Susan decided to live that year with joy.
She quit her job as a journalist and spent time with her family. She built an outdoor meeting space for friends in her backyard. And she took seven trips with the seven most important people in her life. As her health declined, Susan journeyed to the Yukon, Hungary, the Bahamas, and Cyprus. She took her sons to swim with dolphins, and her teenage daughter, Marina, to Kleinfeld's bridal shop in New York City to see her for the first and last time in a wedding dress.
She also wrote this book. No longer able to walk or even to lift her arms, she tapped it out letter by letter on her iPhone using only her right thumb, the last finger still working.
However, Until I Say Good-Bye is not angry or bitter. It is sad in parts--how could it not be?--but it is filled with Susan's optimism, joie de vivre, and sense of humor. It is a book about life, not death. One that, like Susan, will make everyone smile.
From the Burger King parking lot where she cried after her diagnosis to a snowy hot spring near the Arctic Circle, from a hilarious family Christmas disaster to the decrepit monastery in eastern Cyprus where she rediscovered her heritage, Until I Say Good-Bye is not only Susan Spencer-Wendel's unforgettable gift to her loved ones--a heartfelt record of their final experiences together--but an offering to all of us: a reminder that "every day is better when it is lived with joy."
Marcie's Review: I cried and cried while reading this book, but in spite of that, it's a beautiful, heartwarming, uplifting book. Susan acknowledged some of the unhappy thoughts and bad feelings she'd had following her diagnosis with ALS, but she chose to focus her time on making joyful memories with her family. This book was such a good reminder to give my kids an extra hug and choose joy every day.

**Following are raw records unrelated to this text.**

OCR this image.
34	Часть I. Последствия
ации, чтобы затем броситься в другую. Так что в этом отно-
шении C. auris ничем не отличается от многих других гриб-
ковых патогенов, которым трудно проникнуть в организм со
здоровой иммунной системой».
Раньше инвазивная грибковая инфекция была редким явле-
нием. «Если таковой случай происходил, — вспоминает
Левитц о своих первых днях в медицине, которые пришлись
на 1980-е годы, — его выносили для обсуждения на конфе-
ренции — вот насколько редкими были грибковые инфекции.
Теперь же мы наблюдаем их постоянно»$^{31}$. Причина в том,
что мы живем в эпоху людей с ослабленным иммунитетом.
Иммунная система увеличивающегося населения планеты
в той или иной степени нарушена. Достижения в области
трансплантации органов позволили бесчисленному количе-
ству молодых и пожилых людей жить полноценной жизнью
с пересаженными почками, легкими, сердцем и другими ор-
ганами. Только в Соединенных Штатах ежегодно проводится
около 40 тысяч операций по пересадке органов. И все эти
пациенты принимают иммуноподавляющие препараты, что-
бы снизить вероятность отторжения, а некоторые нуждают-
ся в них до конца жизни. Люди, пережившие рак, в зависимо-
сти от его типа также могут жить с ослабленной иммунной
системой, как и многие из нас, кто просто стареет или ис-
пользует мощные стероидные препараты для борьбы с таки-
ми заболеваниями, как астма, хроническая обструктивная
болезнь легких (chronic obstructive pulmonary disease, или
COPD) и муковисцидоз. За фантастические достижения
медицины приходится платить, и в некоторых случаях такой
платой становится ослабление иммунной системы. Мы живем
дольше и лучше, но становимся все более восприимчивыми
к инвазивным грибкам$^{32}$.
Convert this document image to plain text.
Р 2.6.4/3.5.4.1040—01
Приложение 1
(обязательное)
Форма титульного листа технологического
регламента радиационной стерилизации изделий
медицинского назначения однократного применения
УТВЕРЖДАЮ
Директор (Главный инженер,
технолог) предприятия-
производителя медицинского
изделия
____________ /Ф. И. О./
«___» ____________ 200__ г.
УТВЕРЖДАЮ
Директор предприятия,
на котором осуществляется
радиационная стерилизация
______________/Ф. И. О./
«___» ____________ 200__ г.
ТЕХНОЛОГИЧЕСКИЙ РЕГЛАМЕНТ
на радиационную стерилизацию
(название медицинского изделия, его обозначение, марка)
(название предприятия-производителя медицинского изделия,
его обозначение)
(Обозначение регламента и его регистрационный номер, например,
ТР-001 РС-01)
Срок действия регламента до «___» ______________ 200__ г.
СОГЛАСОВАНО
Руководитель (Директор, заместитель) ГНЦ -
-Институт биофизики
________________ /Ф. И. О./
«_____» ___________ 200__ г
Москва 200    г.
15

I had a few complaints, namely that the chapters were, at times, a little jumpy, but I decided to overlook that in my rating given that she wrote the entire book on her i-phone using only her right thumb. What an amazing accomplishment!
Becky's Review: I enjoyed reading this book and I admire Susan for having written it even though it was so difficult for her to do so. I also admire Susan for her attitude after being diagnosed with ALS. The book was a little disjointed and a lot of it focused on her life before ALS rather than how she lived with joy after her diagnosis. I love to read memoirs but this one fell short for me-it was lacking the emotion that you find in good memoirs. There were moments where I teared up-especially the part when she took her daughter to New York. She does write the book as more of a journalist and just includes the facts. I wanted more.